Akal Menetapkan Fitrah

Apa yang dikatakan oleh Nabi saw didukung oleh dalil-dalil akal:

Di antaranya: Bahwa setiap manusia difitrahkan di atas kebenaran dan rububiyah adalah kebenaran, sehingga setiap manusia difitrahkan di atas rububiyah.

Di antaranya: Bahwa manusia difitrahkan untuk mendapatkan apa yang bermanfaat dan menolak apa yang merugikan, hanya saja tidak semua manusia mampu meraih manfaat atau menolak mudharat, akan tetapi dalam hal ini dia membutuhkan pengajaran, seandainya pada manusia tidak terdapat fitrah mendapatkan manfaat niscaya dia tidak mengetahui hal itu, seperti fitrah anak kecil untuk menyusu, dia difitrahkan untuk menelan puting susu ibunya dan menghisapnya.

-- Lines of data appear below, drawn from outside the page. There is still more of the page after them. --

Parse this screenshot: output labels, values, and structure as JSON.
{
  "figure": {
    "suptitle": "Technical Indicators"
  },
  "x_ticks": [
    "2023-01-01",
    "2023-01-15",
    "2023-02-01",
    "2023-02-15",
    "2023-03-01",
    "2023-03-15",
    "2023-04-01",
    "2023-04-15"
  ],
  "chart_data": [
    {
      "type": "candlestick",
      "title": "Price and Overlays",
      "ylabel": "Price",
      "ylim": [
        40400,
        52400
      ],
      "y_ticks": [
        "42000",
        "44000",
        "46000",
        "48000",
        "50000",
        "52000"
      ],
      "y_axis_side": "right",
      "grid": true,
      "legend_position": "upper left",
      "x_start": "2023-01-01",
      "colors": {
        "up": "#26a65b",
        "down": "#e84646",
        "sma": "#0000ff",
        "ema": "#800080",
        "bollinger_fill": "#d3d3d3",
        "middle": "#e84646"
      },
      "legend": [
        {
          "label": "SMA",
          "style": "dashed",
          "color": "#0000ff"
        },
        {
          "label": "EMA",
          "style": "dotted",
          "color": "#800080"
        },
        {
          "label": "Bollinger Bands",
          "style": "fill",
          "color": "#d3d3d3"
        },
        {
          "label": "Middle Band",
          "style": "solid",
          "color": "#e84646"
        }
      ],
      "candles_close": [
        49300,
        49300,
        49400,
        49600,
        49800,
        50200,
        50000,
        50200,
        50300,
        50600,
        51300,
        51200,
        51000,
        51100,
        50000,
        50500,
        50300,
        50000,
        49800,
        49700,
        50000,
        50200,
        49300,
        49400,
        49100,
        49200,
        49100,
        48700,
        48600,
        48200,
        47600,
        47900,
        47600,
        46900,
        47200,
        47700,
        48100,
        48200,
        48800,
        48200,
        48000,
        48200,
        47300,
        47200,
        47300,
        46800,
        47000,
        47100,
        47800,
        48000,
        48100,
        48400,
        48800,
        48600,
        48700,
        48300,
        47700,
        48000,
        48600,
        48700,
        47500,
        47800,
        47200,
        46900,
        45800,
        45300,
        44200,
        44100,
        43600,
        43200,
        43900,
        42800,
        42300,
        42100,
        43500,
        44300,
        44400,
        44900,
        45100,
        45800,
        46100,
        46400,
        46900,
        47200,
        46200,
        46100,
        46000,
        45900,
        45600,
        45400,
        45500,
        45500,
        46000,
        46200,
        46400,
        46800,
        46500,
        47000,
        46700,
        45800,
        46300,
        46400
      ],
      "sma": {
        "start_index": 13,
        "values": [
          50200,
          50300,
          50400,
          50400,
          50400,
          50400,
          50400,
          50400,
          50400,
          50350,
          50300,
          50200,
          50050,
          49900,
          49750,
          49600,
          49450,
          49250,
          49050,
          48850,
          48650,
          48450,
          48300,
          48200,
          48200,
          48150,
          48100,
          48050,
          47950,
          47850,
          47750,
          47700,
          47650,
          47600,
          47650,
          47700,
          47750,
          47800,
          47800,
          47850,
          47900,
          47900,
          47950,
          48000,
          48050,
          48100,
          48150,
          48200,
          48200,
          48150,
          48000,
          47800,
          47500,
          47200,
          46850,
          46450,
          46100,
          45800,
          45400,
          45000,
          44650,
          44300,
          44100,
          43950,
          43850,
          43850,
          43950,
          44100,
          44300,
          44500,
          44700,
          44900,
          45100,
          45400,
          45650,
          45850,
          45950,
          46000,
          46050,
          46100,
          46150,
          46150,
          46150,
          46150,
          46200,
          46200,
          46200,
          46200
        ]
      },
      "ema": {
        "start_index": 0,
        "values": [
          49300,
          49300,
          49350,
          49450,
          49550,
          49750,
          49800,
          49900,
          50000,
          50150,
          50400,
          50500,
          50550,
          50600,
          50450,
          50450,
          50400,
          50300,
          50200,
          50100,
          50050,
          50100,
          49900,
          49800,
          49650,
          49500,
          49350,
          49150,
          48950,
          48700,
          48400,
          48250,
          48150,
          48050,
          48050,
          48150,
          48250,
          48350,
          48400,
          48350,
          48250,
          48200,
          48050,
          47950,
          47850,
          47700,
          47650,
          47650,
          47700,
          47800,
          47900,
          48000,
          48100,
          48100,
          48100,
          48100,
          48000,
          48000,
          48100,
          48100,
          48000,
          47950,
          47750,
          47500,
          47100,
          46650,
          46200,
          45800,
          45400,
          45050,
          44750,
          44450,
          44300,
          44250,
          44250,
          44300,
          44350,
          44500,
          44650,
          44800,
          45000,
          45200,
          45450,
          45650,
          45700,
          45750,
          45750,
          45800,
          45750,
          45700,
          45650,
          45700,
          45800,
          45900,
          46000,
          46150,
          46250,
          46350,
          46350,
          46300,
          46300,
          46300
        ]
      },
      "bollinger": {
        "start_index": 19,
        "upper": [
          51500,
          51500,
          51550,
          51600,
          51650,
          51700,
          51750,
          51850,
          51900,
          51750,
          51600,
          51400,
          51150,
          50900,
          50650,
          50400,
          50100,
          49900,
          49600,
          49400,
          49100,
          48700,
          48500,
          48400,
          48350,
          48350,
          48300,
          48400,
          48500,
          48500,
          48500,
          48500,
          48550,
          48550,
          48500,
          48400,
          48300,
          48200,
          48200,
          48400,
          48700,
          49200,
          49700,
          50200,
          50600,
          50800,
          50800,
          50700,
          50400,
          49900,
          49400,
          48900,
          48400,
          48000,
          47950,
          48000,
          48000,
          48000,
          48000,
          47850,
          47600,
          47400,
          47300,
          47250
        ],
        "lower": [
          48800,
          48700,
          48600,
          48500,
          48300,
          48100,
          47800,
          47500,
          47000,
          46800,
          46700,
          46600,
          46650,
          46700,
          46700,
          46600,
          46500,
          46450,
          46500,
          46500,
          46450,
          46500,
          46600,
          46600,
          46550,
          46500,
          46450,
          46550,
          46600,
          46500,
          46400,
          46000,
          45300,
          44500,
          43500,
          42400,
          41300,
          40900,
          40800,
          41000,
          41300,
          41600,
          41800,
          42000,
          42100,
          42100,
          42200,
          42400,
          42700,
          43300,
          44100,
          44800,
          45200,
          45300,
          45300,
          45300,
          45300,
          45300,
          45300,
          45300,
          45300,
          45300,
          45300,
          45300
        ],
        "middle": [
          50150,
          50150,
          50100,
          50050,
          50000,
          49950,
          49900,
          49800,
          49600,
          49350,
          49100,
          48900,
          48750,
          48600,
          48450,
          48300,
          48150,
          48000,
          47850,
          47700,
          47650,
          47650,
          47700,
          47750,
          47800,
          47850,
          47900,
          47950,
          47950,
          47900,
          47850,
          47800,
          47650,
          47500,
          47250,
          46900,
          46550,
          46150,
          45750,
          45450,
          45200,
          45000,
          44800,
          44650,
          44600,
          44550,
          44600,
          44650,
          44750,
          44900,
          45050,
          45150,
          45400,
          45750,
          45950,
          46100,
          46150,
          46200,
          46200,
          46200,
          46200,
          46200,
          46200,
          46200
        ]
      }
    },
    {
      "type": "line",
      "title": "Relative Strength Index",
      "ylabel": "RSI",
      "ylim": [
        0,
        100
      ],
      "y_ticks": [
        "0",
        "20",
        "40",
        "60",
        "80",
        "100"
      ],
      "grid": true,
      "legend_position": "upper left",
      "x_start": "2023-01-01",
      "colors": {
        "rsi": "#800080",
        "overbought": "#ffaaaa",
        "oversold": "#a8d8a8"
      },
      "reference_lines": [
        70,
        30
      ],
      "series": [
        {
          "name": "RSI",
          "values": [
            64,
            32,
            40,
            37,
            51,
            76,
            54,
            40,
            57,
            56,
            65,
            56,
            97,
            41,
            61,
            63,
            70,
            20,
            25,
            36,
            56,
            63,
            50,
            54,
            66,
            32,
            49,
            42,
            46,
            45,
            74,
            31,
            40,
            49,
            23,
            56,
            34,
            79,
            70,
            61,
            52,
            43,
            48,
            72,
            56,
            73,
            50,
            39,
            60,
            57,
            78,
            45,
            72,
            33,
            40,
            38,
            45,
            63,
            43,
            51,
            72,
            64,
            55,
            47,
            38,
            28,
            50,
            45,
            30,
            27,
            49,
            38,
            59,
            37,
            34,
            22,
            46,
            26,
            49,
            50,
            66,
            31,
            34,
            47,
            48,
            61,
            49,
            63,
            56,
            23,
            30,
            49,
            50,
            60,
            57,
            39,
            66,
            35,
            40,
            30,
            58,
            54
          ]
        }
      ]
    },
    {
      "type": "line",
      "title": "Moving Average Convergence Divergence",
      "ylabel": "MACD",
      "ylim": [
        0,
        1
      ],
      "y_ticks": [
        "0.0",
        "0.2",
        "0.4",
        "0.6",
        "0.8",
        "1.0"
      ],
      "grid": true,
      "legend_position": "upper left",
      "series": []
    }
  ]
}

Demikian pula saat Jibril menawarkan susu, air dan khamar kepada Nabi saw, lalu Nabi saw memilih susu dan Jibril pun berkata, “Pilihanmu sesuai dengan fitrah.” Muttafaq alaihi. Anak kecil difitrahkan untuk minum susu dengan sendirinya, bila dia sudah meraih puting susu ibunya maka dia pasti akan menyusu tidak bisa tidak, menyusunya anak kecil adalah sesuatu yang mendasar bila tidak ada faktor penghalang, misalnya mulutnya sakit atau akalnya sakit atau susu ibunya yang sakit, anak kecil lahir untuk menyusu, demikian pula dia lahir di atas pengetahuan tentang Allah, pengetahuan ini adalah sesuatu yang mendasar tidak bisa tidak, bila tidak ada penentangnya, oleh karena itu bila disodori maka dia psti akan menerima sesuai dengan tuntutan yang ada pada dirinya untuk itu saat tidak ada penghalang.

Di antaranya: Sebab ilmu adalah pengajaran, bila sebab ini diarahkan kepada manusia maka mereka berilmu, sebaliknya bila sebab ini diarahkan kepada benda mati atau hewan maka mereka tidak berilmu, hal ini menunjukkan bahwa pada manusia terdapat unsur penerima yang tidak dipunyai oleh selain manusia, kemudian perkara rububiyah dan lainnya yang dipelajari oleh manusia mungkin menimbulkan pemikiran-pemikiran sejenis tanpa seorang pun mengajarkannya kepadanya, sehingga terwujudnya pengakuan fitrah terhadap Pencipta dan kecintaan kepadaNya serta keikhlasannya adalah sesuatu yang mungkin tanpa sebab di luar dirinya, dengan syarat tidak ada penghalang berupa godaan setan dan sebagainya.

Di antaranya: Bila fitrah tidak dihadang oleh faktor perusak dari luar atau tidak disuntik oleh faktor yang memperbaiki, maka fitrah tetap akan membawa kepada kebaikan, karena tuntutan untuk mengetahui dan berkehendak ada padanya, sementara penghalangnya tidak ada.

Syarah Thahawiyah, Ibnu Abul Izz al-Hanafi, Tartib Dr. Khalid Fauzi Hamzah.